Why, indeed, the silence? Did he want to not spoil the fun, while overfeeding us with the great exploits and grand failures of the stars, by reporting what seems to be the sad truth, that cricket was better fixed than the WWF's fights? Or was it simply that he felt his beat did not allow him to write about the fixer's world? Or was he too much in awe of the star, basking in that proximity enjoyed by the sports writer? Or, perhaps, he just did not know?

Granted, the cricket writer was never meant to be the investigative reporter. But when he is actually spending much of his time with a group of pampered young and not-so young men, who are not beyond intrigues and gossip, it is impossible that the word was not out there. But the reporters preferred not to tell the hundred of millions cricket fans of South Asia that anything was untoward. Year after year, match after match, over after over, the fiction of probity was kept alive, without a whiff of questioning.
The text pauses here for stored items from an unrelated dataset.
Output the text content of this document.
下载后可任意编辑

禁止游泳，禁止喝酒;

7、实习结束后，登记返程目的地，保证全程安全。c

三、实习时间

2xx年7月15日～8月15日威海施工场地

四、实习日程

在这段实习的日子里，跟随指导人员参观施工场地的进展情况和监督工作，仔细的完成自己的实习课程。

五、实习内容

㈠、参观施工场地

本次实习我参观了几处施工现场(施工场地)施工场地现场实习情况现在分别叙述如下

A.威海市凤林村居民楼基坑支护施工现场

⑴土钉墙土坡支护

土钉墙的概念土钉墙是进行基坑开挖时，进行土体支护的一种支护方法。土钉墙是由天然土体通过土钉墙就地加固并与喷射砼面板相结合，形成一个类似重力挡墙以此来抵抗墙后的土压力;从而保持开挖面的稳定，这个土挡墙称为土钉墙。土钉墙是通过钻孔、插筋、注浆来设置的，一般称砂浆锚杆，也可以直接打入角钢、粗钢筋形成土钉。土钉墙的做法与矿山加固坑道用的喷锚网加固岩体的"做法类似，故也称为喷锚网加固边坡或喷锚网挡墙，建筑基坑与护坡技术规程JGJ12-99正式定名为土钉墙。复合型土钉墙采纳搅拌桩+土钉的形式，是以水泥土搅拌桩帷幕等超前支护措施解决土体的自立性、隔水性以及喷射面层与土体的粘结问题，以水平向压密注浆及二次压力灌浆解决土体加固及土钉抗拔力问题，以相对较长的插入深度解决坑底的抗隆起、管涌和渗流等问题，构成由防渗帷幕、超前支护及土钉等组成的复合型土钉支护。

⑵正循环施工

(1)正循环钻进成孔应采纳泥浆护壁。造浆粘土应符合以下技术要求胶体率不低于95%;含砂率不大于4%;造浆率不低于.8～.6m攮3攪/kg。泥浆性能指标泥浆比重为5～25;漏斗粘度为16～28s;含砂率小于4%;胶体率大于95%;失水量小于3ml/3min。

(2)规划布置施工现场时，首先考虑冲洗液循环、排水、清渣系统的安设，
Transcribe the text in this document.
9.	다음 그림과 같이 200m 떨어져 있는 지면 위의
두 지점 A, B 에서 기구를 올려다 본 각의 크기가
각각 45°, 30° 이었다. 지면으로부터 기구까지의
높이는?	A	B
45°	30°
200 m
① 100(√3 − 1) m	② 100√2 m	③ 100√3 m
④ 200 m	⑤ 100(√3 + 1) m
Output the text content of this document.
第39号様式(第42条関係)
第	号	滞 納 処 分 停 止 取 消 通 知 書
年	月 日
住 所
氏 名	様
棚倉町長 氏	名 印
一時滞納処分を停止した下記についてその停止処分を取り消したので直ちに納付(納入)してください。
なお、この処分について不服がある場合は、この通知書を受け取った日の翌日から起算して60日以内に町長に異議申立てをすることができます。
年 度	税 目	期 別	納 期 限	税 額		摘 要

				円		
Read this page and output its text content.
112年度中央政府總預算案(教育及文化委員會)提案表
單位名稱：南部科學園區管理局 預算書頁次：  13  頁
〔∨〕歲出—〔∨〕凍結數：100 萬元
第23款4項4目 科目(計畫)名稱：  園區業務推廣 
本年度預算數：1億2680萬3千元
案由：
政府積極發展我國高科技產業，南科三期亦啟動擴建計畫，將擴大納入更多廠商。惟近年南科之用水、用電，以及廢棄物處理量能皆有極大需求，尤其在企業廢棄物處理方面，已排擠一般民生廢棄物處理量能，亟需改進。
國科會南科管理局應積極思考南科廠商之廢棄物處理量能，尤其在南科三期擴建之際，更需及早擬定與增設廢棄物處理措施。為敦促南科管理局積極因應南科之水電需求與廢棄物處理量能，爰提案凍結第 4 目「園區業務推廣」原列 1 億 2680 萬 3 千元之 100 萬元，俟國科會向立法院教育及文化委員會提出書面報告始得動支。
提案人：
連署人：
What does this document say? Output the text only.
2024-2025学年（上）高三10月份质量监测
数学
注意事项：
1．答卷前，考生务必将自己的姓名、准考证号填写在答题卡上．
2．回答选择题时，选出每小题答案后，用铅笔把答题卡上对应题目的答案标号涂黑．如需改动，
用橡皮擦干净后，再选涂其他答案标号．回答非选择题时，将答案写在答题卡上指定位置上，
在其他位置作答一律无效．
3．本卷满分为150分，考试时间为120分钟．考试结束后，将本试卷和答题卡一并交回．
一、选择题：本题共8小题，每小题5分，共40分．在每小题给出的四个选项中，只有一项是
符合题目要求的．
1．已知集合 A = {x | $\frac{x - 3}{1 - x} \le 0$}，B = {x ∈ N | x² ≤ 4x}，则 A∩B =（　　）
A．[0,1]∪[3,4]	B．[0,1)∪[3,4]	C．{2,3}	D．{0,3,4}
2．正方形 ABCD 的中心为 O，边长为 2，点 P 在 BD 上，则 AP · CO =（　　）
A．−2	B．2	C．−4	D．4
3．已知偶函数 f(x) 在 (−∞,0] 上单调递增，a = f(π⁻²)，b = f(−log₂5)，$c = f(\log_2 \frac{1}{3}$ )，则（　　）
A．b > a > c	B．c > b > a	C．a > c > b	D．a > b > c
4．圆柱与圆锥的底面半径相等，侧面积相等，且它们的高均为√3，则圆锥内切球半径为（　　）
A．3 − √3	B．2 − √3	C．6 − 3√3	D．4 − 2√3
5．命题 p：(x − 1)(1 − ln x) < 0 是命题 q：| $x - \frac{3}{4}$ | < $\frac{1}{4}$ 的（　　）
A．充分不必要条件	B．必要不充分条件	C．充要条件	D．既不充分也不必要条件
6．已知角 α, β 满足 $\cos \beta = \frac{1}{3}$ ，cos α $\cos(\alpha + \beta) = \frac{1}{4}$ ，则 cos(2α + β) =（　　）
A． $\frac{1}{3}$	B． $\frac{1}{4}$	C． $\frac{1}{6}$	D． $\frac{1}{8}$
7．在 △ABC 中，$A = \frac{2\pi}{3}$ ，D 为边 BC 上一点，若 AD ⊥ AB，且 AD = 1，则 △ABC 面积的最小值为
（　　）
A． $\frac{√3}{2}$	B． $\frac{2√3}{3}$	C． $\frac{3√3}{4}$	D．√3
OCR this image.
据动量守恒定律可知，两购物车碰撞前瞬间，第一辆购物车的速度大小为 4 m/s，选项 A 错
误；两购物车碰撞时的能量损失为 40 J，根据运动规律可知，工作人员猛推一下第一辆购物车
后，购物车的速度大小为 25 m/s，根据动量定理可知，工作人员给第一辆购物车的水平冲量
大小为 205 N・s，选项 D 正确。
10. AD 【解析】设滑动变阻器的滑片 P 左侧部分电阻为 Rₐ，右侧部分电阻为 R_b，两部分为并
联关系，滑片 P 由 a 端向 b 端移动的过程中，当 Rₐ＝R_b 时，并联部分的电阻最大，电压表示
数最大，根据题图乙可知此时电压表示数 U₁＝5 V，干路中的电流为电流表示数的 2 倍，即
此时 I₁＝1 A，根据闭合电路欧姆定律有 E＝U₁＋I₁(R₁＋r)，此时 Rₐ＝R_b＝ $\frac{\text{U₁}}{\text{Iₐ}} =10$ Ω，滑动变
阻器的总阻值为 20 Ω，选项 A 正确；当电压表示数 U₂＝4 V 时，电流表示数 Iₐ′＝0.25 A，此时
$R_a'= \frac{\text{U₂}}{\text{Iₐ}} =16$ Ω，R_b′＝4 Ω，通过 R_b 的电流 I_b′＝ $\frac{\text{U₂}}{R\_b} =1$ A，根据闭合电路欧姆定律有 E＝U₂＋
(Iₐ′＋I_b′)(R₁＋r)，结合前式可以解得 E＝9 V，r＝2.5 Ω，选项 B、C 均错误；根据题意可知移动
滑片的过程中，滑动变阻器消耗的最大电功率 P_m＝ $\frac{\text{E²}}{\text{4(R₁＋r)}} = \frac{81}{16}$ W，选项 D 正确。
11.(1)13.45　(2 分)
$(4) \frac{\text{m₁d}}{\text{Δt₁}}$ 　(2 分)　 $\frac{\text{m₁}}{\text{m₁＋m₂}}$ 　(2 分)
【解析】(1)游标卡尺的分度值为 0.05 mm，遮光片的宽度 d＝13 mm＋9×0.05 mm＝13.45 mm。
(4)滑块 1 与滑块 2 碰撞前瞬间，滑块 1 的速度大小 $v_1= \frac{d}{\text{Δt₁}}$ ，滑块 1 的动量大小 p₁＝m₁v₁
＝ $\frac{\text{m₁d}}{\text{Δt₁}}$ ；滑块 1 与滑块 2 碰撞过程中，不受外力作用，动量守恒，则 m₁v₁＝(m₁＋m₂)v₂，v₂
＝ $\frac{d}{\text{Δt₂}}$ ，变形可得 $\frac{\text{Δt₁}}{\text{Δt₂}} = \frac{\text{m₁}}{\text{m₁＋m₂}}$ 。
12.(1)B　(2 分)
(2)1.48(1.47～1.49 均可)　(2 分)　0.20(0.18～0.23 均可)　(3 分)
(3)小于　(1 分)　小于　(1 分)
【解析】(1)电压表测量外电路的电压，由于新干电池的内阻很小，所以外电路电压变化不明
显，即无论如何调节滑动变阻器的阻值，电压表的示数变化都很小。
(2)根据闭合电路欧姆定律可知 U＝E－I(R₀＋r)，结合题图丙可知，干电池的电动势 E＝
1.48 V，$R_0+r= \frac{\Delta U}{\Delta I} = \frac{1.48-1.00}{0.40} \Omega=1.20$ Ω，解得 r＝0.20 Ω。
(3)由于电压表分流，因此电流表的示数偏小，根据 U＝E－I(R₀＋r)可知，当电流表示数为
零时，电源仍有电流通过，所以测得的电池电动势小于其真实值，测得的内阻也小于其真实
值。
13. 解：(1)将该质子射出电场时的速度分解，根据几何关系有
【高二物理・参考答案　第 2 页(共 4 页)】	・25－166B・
While the other sportswriters remained stuck to the back pages, the cricket reporter received his promotion to the front-page the day "Kapil's Devils" walked away with the World Cup in 1983. Our cricket scribe revelled in his new-found status, continued to write drably, and yet more patriotically about the game. He whined when India lost, went orgasmic when Pakistan got licked, groaned when an Indian missed a century, and castigated the umpires. He knew all about the North-South-West-East basis on which players got selected, and his box stories would be on these lines—"Azhar's cap missing", "Ganguly's goggles stolen, Bengalis enraged" …

The only thing he kept from us for two decades and more was the information that the matches were fixed. Now, when yesteryears' shady deals come tumbling out of the closet in a breathless rush, we know for sure we have been taken on one hell of a ride. When you put together all the attention paid to the game by, as we said, hundreds of millions, when you calculate the billions of manhours spent by India and all South Asia on the sport—live, on radio, on television—then the scale of the crime becomes clear. A crime surely committed by the players, but with full complicity, it seems, of the cricket press. The formative years of a whole generation in the Subcontinent was spent following the game and idolising the stars, and the young boys (and some girls) thought cricket was even more than a game, it taught him about life itself, and its literature gave him diction. Except, now we find out, it seems to have been less than a game, more a bookiepulled puppet show.

In a region so lacking in heroes in the modern age, bereft of mahatmas and pandits, cricket did provide what we thought were role models, upright men in white who were able to stand up to pressure and hit one for the South Asian gipper. But now the value of our trust and enthusiasm has been made a mockery of as stories 'break' by the day, and more icons bite the dust. Forget the adults, it is the young ones who have been left devastated by such betrayal; they are no longer sure whom or what to believe. If cynicism were to rise exponentially among the next generation, part of the answer will have to be sought in all the heroes who have overnight turned into villains during the spring-summer of 2000. But yet, our reporter continues to forsake his reader; he has done little to clear the confusion, other than add on with dramatic allegations.

Who then shall give us the correct story? Maybe India's finest cricket writer could, R. Mohan, now exiled to the Gulf after The Hindu sacked him for his alleged bookie connections following the Outlook story. Amidst the mediocrity in the much-hyped cricket journalism, Mohan was the exception. The fact that he at the very least knew of the racket, demands that he come clean with the story. He is the one man sports editors in India could goad to write, and it is surprising that none's taking his name these days.

But that has been the problem with Indian cricket writing, most of it has always missed the point.